In Tanzania, a matriarch named Deep Waters adopts Ishi and escorts him toward Kenya. After their farewell at the border, a scent on the breeze triggers Ishi’s long-suppressed memory of the massacre of his birth family. He follows the scent to Gichinga’s poaching camp and kills the now-elderly poacher and his crew in their sleep. The film crew never connects the deaths to their elephant, and the herd that Gichinga had targeted survives.
The surviving Hathaways and Brandeis converge at Salisbury as Ishi enters Tsavo with old bachelor herd mates. Heavy rains swell the last river into a dangerous torrent. Ishi nearly drowns attempting to cross and is swept toward a waterfall, but he eventually reaches the shallows. The crossing is broadcast live worldwide. Kamau and Amanda walk with him the final half-day to Salisbury.

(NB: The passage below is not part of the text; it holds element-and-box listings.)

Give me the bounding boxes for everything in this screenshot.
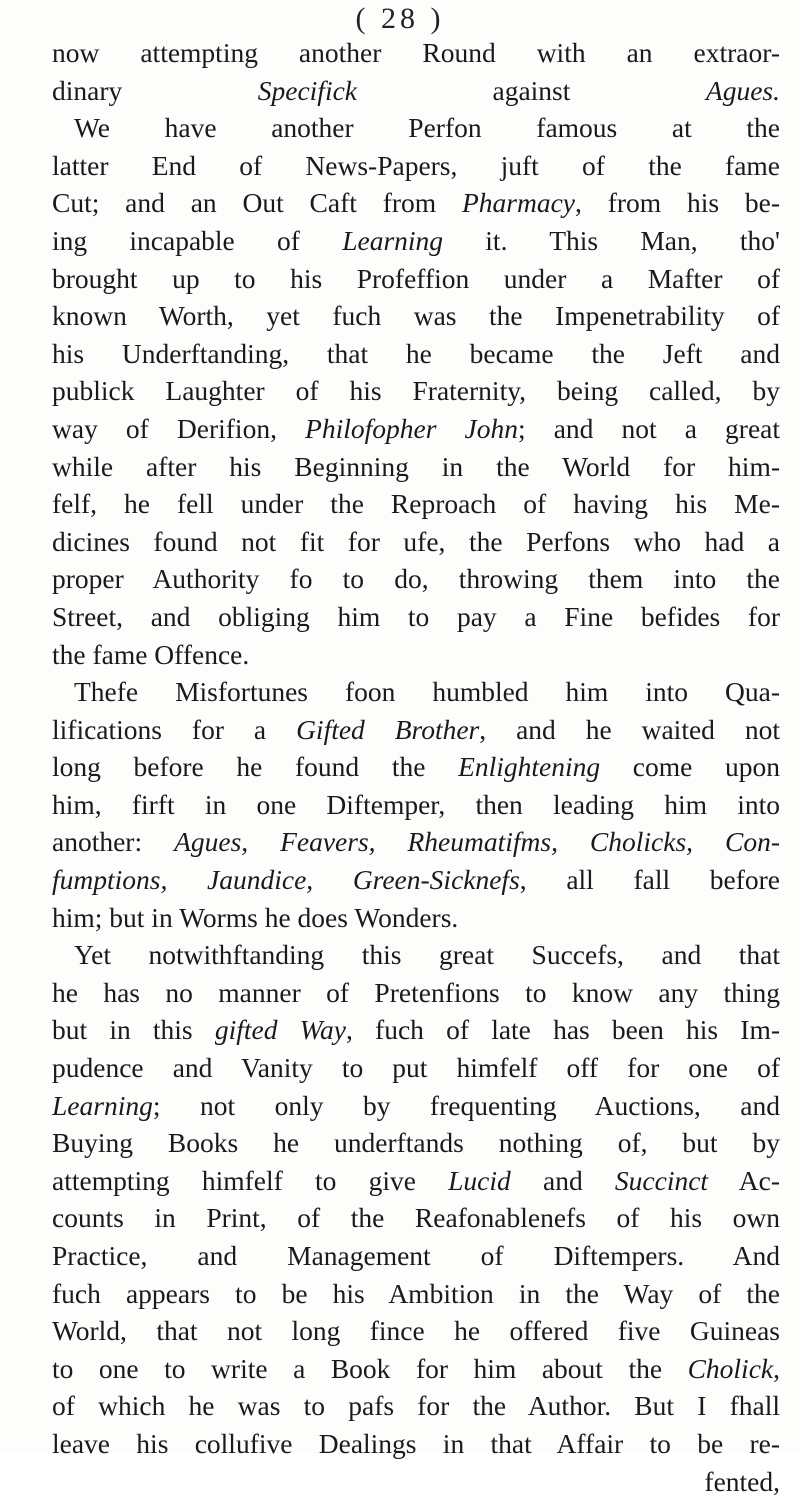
italic-text: Lucid — [448, 1164, 511, 1196]
text-line — [52, 861, 780, 899]
text-line — [52, 1350, 780, 1388]
text-line — [52, 1011, 780, 1049]
text-span: Cut; and an Out Caft from — [52, 187, 462, 219]
italic-text: Learning — [342, 224, 444, 256]
text-span: World, that not long fince he offered five Guineas — [52, 1315, 780, 1347]
text-span: to one to write a Book for him about the — [52, 1352, 688, 1384]
text-span: way of Derifion, — [52, 412, 306, 444]
text-span: We have another Perfon famous at the — [74, 112, 780, 144]
text-span: counts in Print, of the Reafonablenefs of his own — [52, 1202, 780, 1234]
text-span: he has no manner of Pretenfions to know any thing — [52, 976, 780, 1008]
text-span: known Worth, yet fuch was the Impenetrability of — [52, 300, 780, 332]
italic-text: gifted Way — [214, 1014, 346, 1046]
text-line — [52, 147, 780, 185]
text-span: proper Authority fo to do, throwing them into the — [52, 563, 780, 595]
text-line — [52, 1237, 780, 1275]
text-span: , — [773, 1352, 780, 1384]
text-span: while after his Beginning in the World for him- — [52, 450, 780, 482]
text-line — [52, 1049, 780, 1087]
text-line — [52, 1087, 780, 1125]
text-span: , fuch of late has been his Im- — [345, 1014, 780, 1046]
page-number: ( 28 ) — [355, 2, 445, 35]
text-span: of which he was to pafs for the Author. But I fhall — [52, 1390, 780, 1422]
text-line — [52, 222, 780, 260]
text-line — [52, 598, 780, 636]
text-span: Street, and obliging him to pay a Fine befides for — [52, 600, 780, 632]
text-span: him; but in Worms he does Wonders. — [52, 901, 459, 933]
text-line — [52, 72, 780, 110]
italic-text: Learning — [52, 1089, 153, 1121]
text-span: another: — [52, 826, 175, 858]
text-span: dinary — [52, 74, 258, 106]
text-span: him, firft in one Diftemper, then leading him into — [52, 788, 780, 820]
text-span: Yet notwithftanding this great Succefs, and that — [74, 939, 780, 971]
body-text — [52, 34, 780, 1500]
text-line — [52, 899, 780, 937]
text-span: , all fall before — [519, 864, 780, 896]
text-line — [52, 109, 780, 147]
text-span: brought up to his Profeffion under a Mafter of — [52, 262, 780, 294]
text-span: now attempting another Round with an extraor- — [52, 37, 780, 68]
text-line — [52, 673, 780, 711]
text-span: Buying Books he underftands nothing of, but by — [52, 1127, 780, 1159]
italic-text: Pharmacy — [461, 187, 576, 219]
text-span: latter End of News-Papers, juft of the fame — [52, 149, 780, 181]
text-line — [52, 1199, 780, 1237]
text-span: pudence and Vanity to put himfelf off for one of — [52, 1052, 780, 1084]
text-span: dicines found not fit for ufe, the Perfons who had a — [52, 525, 780, 557]
italic-text: Succinct — [614, 1164, 709, 1196]
text-span: publick Laughter of his Fraternity, being called, by — [52, 375, 780, 407]
text-line — [52, 1275, 780, 1313]
text-span: and — [510, 1164, 615, 1196]
text-span: fented, — [704, 1465, 780, 1497]
text-span: it. This Man, tho' — [443, 224, 780, 256]
text-line — [52, 786, 780, 824]
text-line — [52, 748, 780, 786]
text-span: the fame Offence. — [52, 638, 250, 670]
italic-text: Philofopher John — [305, 412, 518, 444]
italic-text: Enlightening — [458, 751, 601, 783]
italic-text: Agues. — [705, 74, 780, 106]
text-line — [52, 448, 780, 486]
text-span: long before he found the — [52, 751, 459, 783]
italic-text: Specifick — [257, 74, 357, 106]
text-span: Practice, and Management of Diftempers. And — [52, 1240, 780, 1271]
text-span: his Underftanding, that he became the Jeft and — [52, 337, 780, 369]
text-line — [52, 636, 780, 674]
text-span: come upon — [600, 751, 780, 783]
italic-text: fumptions, Jaundice, Green-Sicknefs — [52, 864, 520, 896]
text-span: lifications for a — [52, 713, 297, 745]
text-span: felf, he fell under the Reproach of having his Me- — [52, 488, 780, 520]
text-line — [52, 1312, 780, 1350]
text-line — [52, 485, 780, 523]
italic-text: Gifted Brother — [296, 713, 480, 745]
text-line — [52, 372, 780, 410]
text-line — [52, 34, 780, 72]
text-line — [52, 1162, 780, 1200]
text-span: attempting himfelf to give — [52, 1164, 449, 1196]
text-line — [52, 711, 780, 749]
text-line — [52, 974, 780, 1012]
italic-text: Agues, Feavers, Rheumatifms, Cholicks, Con- — [174, 826, 780, 858]
text-line — [52, 184, 780, 222]
text-span: ing incapable of — [52, 224, 343, 256]
text-span: leave his collufive Dealings in that Affair to be re- — [52, 1427, 780, 1459]
text-line — [52, 560, 780, 598]
text-span: Ac- — [708, 1164, 780, 1196]
text-line — [52, 823, 780, 861]
text-span: , from his be- — [575, 187, 780, 219]
text-line — [52, 410, 780, 448]
italic-text: Cholick — [687, 1352, 774, 1384]
text-line — [52, 1463, 780, 1500]
text-line — [52, 1124, 780, 1162]
text-span: ; and not a great — [517, 412, 780, 444]
text-line — [52, 335, 780, 373]
text-line — [52, 1387, 780, 1425]
text-line — [52, 936, 780, 974]
text-span: but in this — [52, 1014, 215, 1046]
text-span: against — [357, 74, 706, 106]
text-line — [52, 260, 780, 298]
text-line — [52, 523, 780, 561]
text-span: ; not only by frequenting Auctions, and — [152, 1089, 780, 1121]
text-line — [52, 1425, 780, 1463]
text-span: Thefe Misfortunes foon humbled him into Qua- — [74, 676, 780, 708]
text-span: fuch appears to be his Ambition in the Way of the — [52, 1277, 780, 1309]
text-span: , and he waited not — [479, 713, 780, 745]
text-line — [52, 297, 780, 335]
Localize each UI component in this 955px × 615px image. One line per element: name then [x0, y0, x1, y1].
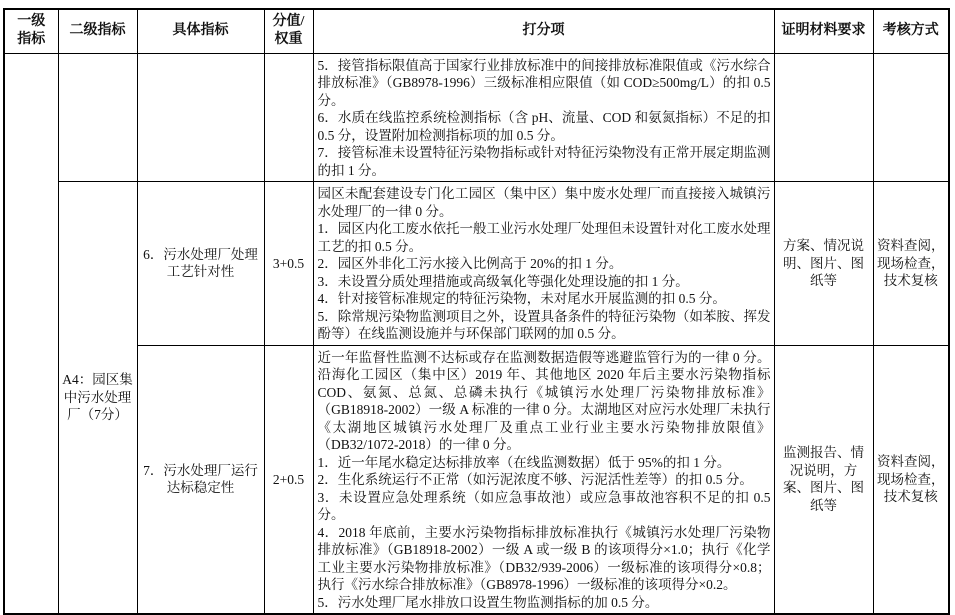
cell-assessment-row2: 资料查阅，现场检查，技术复核	[873, 182, 949, 346]
cell-specific-indicator-row1	[137, 53, 264, 182]
cell-score-weight-row1	[264, 53, 313, 182]
header-secondary-indicator: 二级指标	[58, 9, 137, 53]
cell-scoring-items-row1: 5．接管指标限值高于国家行业排放标准中的间接排放标准限值或《污水综合排放标准》（GB8978-1996）三级标准相应限值（如 COD≥500mg/L）的扣 0.5 分。 6．水质在线监控系统检测指标（含 pH、流量、COD 和氨氮指标）不足的扣 0.5 分，设置附加检测指标项的加 0.5 分。 7．接管标准未设置特征污染物指标或针对特征污染物没有正常开展定期监测的扣 1 分。	[313, 53, 774, 182]
assessment-criteria-table	[3, 8, 950, 615]
cell-assessment-row1	[873, 53, 949, 182]
cell-secondary-indicator-a4: A4：园区集中污水处理厂（7分）	[58, 182, 137, 615]
header-evidence-requirements: 证明材料要求	[774, 9, 873, 53]
table-header-row	[4, 9, 949, 53]
header-specific-indicator: 具体指标	[137, 9, 264, 53]
cell-specific-indicator-row2: 6．污水处理厂处理工艺针对性	[137, 182, 264, 346]
table-row	[4, 53, 949, 182]
header-score-weight: 分值/ 权重	[264, 9, 313, 53]
cell-scoring-items-row2: 园区未配套建设专门化工园区（集中区）集中废水处理厂而直接接入城镇污水处理厂的一律 0 分。 1．园区内化工废水依托一般工业污水处理厂处理但未设置针对化工废水处理工艺的扣 0.5 分。 2．园区外非化工污水接入比例高于 20%的扣 1 分。 3．未设置分质处理措施或高级氧化等强化处理设施的扣 1 分。 4．针对接管标准规定的特征污染物，未对尾水开展监测的扣 0.5 分。 5．除常规污染物监测项目之外，设置具备条件的特征污染物（如苯胺、挥发酚等）在线监测设施并与环保部门联网的加 0.5 分。	[313, 182, 774, 346]
table-row	[4, 182, 949, 346]
cell-evidence-row2: 方案、情况说明、图片、图纸等	[774, 182, 873, 346]
header-assessment-method: 考核方式	[873, 9, 949, 53]
table-row	[4, 345, 949, 614]
cell-score-weight-row2: 3+0.5	[264, 182, 313, 346]
header-primary-indicator: 一级 指标	[4, 9, 58, 53]
cell-assessment-row3: 资料查阅，现场检查，技术复核	[873, 345, 949, 614]
cell-evidence-row1	[774, 53, 873, 182]
cell-secondary-indicator-row1	[58, 53, 137, 182]
cell-scoring-items-row3: 近一年监督性监测不达标或存在监测数据造假等逃避监管行为的一律 0 分。沿海化工园区（集中区）2019 年、其他地区 2020 年后主要水污染物指标 COD、氨氮、总氮、总磷未执行《城镇污水处理厂污染物排放标准》（GB18918-2002）一级 A 标准的一律 0 分。太湖地区对应污水处理厂未执行《太湖地区城镇污水处理厂及重点工业行业主要水污染物排放限值》（DB32/1072-2018）的一律 0 分。 1．近一年尾水稳定达标排放率（在线监测数据）低于 95%的扣 1 分。 2．生化系统运行不正常（如污泥浓度不够、污泥活性差等）的扣 0.5 分。 3．未设置应急处理系统（如应急事故池）或应急事故池容积不足的扣 0.5 分。 4．2018 年底前，主要水污染物指标排放标准执行《城镇污水处理厂污染物排放标准》（GB18918-2002）一级 A 或一级 B 的该项得分×1.0；执行《化学工业主要水污染物排放标准》（DB32/939-2006）一级标准的该项得分×0.8；执行《污水综合排放标准》（GB8978-1996）一级标准的该项得分×0.2。 5．污水处理厂尾水排放口设置生物监测指标的加 0.5 分。	[313, 345, 774, 614]
cell-primary-indicator	[4, 53, 58, 614]
cell-evidence-row3: 监测报告、情况说明，方案、图片、图纸等	[774, 345, 873, 614]
header-scoring-items: 打分项	[313, 9, 774, 53]
cell-specific-indicator-row3: 7．污水处理厂运行达标稳定性	[137, 345, 264, 614]
cell-score-weight-row3: 2+0.5	[264, 345, 313, 614]
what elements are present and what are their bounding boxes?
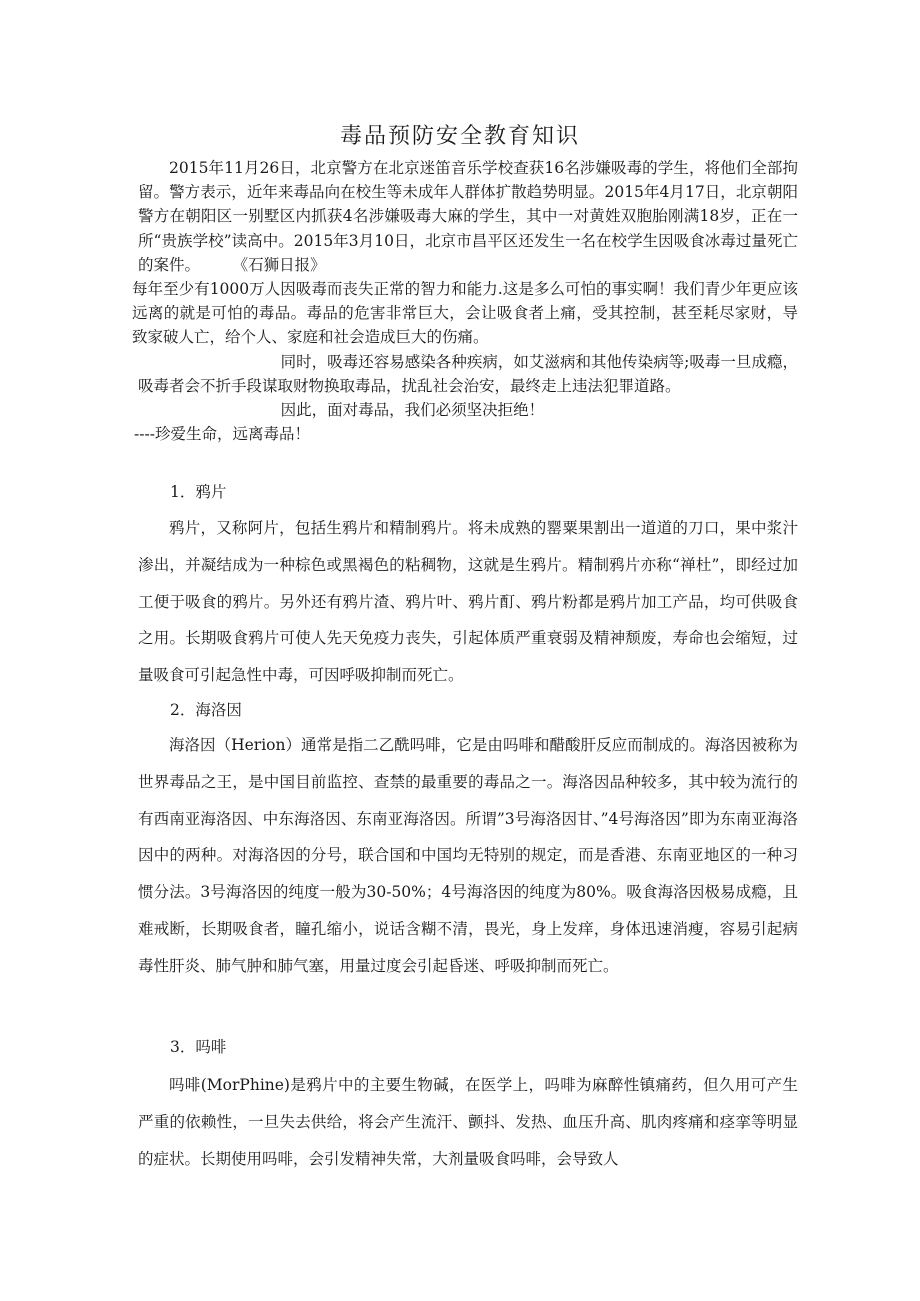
section-heading: 1．鸦片 [170, 483, 227, 501]
section-morphine [138, 1035, 798, 1177]
section-opium [138, 480, 798, 694]
section-body: 海洛因（Herion）通常是指二乙酰吗啡，它是由吗啡和醋酸肝反应而制成的。海洛因被称为世界毒品之王，是中国目前监控、查禁的最重要的毒品之一。海洛因品种较多，其中较为流行的有西南亚海洛因、中东海洛因、东南亚海洛因。所谓”3号海洛因甘、”4号海洛因”即为东南亚海洛因中的两种。对海洛因的分号，联合国和中国均无特别的规定，而是香港、东南亚地区的一种习惯分法。3号海洛因的纯度一般为30-50%；4号海洛因的纯度为80%。吸食海洛因极易成瘾，且难戒断，长期吸食者，瞳孔缩小，说话含糊不清，畏光，身上发痒，身体迅速消瘦，容易引起病毒性肝炎、肺气肿和肺气塞，用量过度会引起昏迷、呼吸抑制而死亡。 [138, 736, 798, 975]
intro-paragraph: 因此，面对毒品，我们必须坚决拒绝！ [280, 401, 545, 420]
news-text: 2015年11月26日，北京警方在北京迷笛音乐学校查获16名涉嫌吸毒的学生，将他们全部拘留。警方表示，近年来毒品向在校生等未成年人群体扩散趋势明显。2015年4月17日，北京朝阳警方在朝阳区一别墅区内抓获4名涉嫌吸毒大麻的学生，其中一对黄姓双胞胎刚满18岁，正在一所“贵族学校”读高中。2015年3月10日，北京市昌平区还发生一名在校学生因吸食冰毒过量死亡的案件。 [138, 159, 798, 274]
page-title: 毒品预防安全教育知识 [339, 124, 580, 149]
section-heading: 3．吗啡 [170, 1038, 227, 1056]
intro-paragraph: 每年至少有1000万人因吸毒而丧失正常的智力和能力.这是多么可怕的事实啊！我们青少年更应该远离的就是可怕的毒品。毒品的危害非常巨大，会让吸食者上痛，受其控制，甚至耗尽家财，导致家破人亡，给个人、家庭和社会造成巨大的伤痛。 [132, 280, 798, 347]
intro-block [132, 156, 798, 446]
section-heading: 2．海洛因 [170, 701, 242, 719]
slogan: ----珍爱生命，远离毒品！ [134, 425, 310, 444]
intro-paragraph [138, 156, 798, 277]
section-heroin [138, 698, 798, 985]
section-body: 吗啡(MorPhine)是鸦片中的主要生物碱，在医学上，吗啡为麻醉性镇痛药，但久用可产生严重的依赖性，一旦失去供给，将会产生流汗、颤抖、发热、血压升高、肌肉疼痛和痉挛等明显的症状。长期使用吗啡，会引发精神失常，大剂量吸食吗啡，会导致人 [138, 1076, 798, 1168]
section-body: 鸦片，又称阿片，包括生鸦片和精制鸦片。将未成熟的罂粟果割出一道道的刀口，果中浆汁渗出，并凝结成为一种棕色或黑褐色的粘稠物，这就是生鸦片。精制鸦片亦称“禅杜”，即经过加工便于吸食的鸦片。另外还有鸦片渣、鸦片叶、鸦片酊、鸦片粉都是鸦片加工产品，均可供吸食之用。长期吸食鸦片可使人先天免疫力丧失，引起体质严重衰弱及精神颓废，寿命也会缩短，过量吸食可引起急性中毒，可因呼吸抑制而死亡。 [138, 519, 798, 685]
news-source: 《石狮日报》 [240, 255, 326, 274]
intro-paragraph: 同时，吸毒还容易感染各种疾病，如艾滋病和其他传染病等;吸毒一旦成瘾，吸毒者会不折手段谋取财物换取毒品，扰乱社会治安，最终走上违法犯罪道路。 [138, 352, 798, 395]
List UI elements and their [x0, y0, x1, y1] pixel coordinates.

His time there is brief. Too weak to eat, he sleeps outside the gate with Kamau. Elephants from his past arrive to pay respects: Mother Blue, old herd mates, and the ancient females who first told him of his family’s fate decades ago. On his third night, Ishi slips away before dawn. Kamau and Amanda find him in the meadow where the original massacre occurred, the same place Kamau first found him 50 years earlier. In a final vision, Ishi sees his birth herd, including Moon Mother and all his relatives, grazing peacefully by the river. He presses his head to his mother’s, and their memories merge. Ishi opens his eye and reaches his trunk toward Amanda, and they say their final goodbyes.
The Epilogue reports that Kamau visits Ishi’s resting place every rainy season. Brandeis funds the Salisbury orphanage. Russell dies at 90 and is buried beside Jean and Terence overlooking Salisbury and Tsavo. Amanda begins writing her first novel, titled The Memory of an Elephant.